CIBB 2010: Home Plenary Talks

Plenary Talk #1

Raffaele Giancarlo:
Dipartimento di Matematica ed Informatica
Universita’ degli Studi di Palermo

Title:The Three Steps of Clustering in the Post-Genomic Era*
*Joint work with G. Lo Bosco, L. Pinello and F. Utro
Clustering is one of the most well known activities in scientific investigation
and the object of research in many disciplines, ranging from Statistics to Computer Science.
It can be summarized as a three step process: (a) Choice of a Distance Function;
(b) Choice of a Clustering Algorithm; (c) Choice of a Validation method.
Although such a purist approach to Clustering is hardly seen in many areas of Science,
genomic data require that level of attention if inferences made from Cluster Analysis
have to be of some relevance to Biomedical research.
Unfortunately, the high dimensionality of the data and their noisy nature makes Cluster
Analysis of genomic data particularly difficult.
In this talk, the state of the art on the subject will be presented, discussing specific
limitations of the steps involved in Clustering and possible ways to make progress.

Plenary Talk #2

Paulo J. Lisboa,
John Moores University, Liverpool,

Title: The continuum from bioinformatics to biostatistics*
*Joint work with D. Bacciu, I.H. Jarman, T.A. Etchells, S.J. Chambers, J. Whittaker and J. Garibaldi
The elucidation of biological networks regulating the metabolic basis of
disease is critical for understanding disease progression and identifying therapeutic targets.
This paper will highlight the need for multidisciplinary research across computational
intelligence methods andtraditional statistics, by reference to a data set of cytometric
protein expression markers for breast cancer.
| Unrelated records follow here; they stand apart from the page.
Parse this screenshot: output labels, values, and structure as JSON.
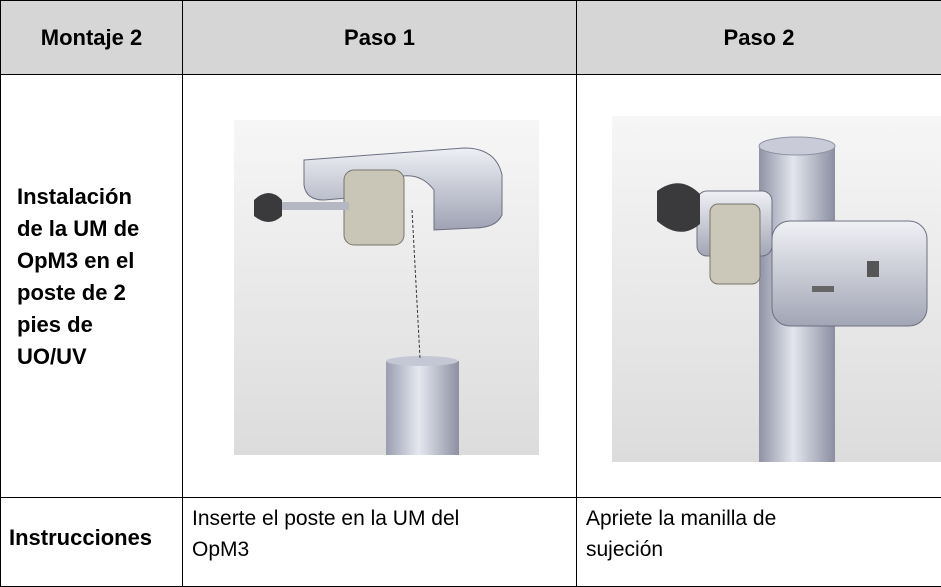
{
  "table": {
    "header": [
      "Montaje 2",
      "Paso 1",
      "Paso 2"
    ],
    "installation_row": {
      "label": [
        "Instalación",
        "de la UM de",
        "OpM3 en el",
        "poste de 2",
        "pies de",
        "UO/UV"
      ]
    },
    "instructions_row": {
      "label": "Instrucciones",
      "step_1": [
        "Inserte el poste en la UM del",
        "OpM3"
      ],
      "step_2": [
        "Apriete la manilla de",
        "sujeción"
      ]
    }
  }
}
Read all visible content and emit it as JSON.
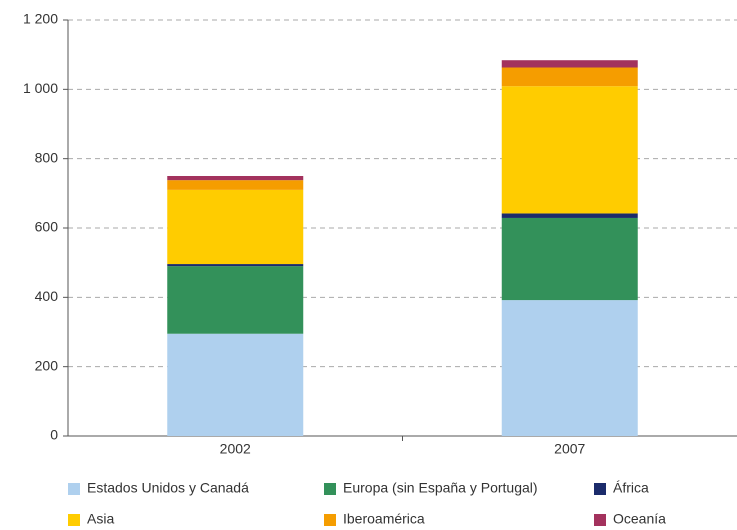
{
  "chart_data": {
    "type": "stacked_bar",
    "categories": [
      "2002",
      "2007"
    ],
    "series": [
      {
        "name": "Estados Unidos y Canadá",
        "color": "#afd0ee",
        "values": [
          295,
          392
        ]
      },
      {
        "name": "Europa (sin España y Portugal)",
        "color": "#33915a",
        "values": [
          195,
          237
        ]
      },
      {
        "name": "África",
        "color": "#1b2b6b",
        "values": [
          6,
          13
        ]
      },
      {
        "name": "Asia",
        "color": "#ffcc00",
        "values": [
          214,
          367
        ]
      },
      {
        "name": "Iberoamérica",
        "color": "#f59d00",
        "values": [
          28,
          54
        ]
      },
      {
        "name": "Oceanía",
        "color": "#a3325d",
        "values": [
          12,
          21
        ]
      }
    ],
    "ylim": [
      0,
      1200
    ],
    "yticks": [
      0,
      200,
      400,
      600,
      800,
      {
        "value": 1000,
        "label": "1 000"
      },
      {
        "value": 1200,
        "label": "1 200"
      }
    ],
    "grid": true
  }
}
In particular, it will focus on the interplay
between robust clustering, visualisation by dimensionality reduction and modelling with directed acyclic graphs.

Plenary Talk #3

Gianluca Pollastri:

School of Computer Science and Informatics
University College Dublin.

Title: De Novo Protein Subcellular Localization Prediction by N-to-1 Neural Networks

Knowledge of the subcellular location of a protein provides valuable
information about its function and possible interaction with other proteins.
In the post-genomic era, fast and accurate predictors of subcellular location
are required if this abundance of sequence data is to be fully exploited.
We have developed a subcellular location predictor (SCL_pred) using high
throughput machine learning models trained on large non-redundant sets of
protein sequences.
The algorithm powering SCL_pred is a new Neural Network (N-to-1 Neural
Network, or N1-NN) which is capable of mapping whole sequences into single
(a functional class, in this work) without resorting to predefined transformations,
but rather by adaptively compressing the sequence into a hidden feature vector.
I will describe the model, and report on extensive benchmarking of SCL_pred against
other state-of-the-art predictors of subcellular location. The results are
favourable, moreover the N1-NN algorithm is fully general and may be applied to
a host of problems of similar shape, that is, in which a whole sequence needs to
be mapped into a fixed-size array of properties. The adaptive compression
operated by N1-NN may even shed light on the space of protein sequences.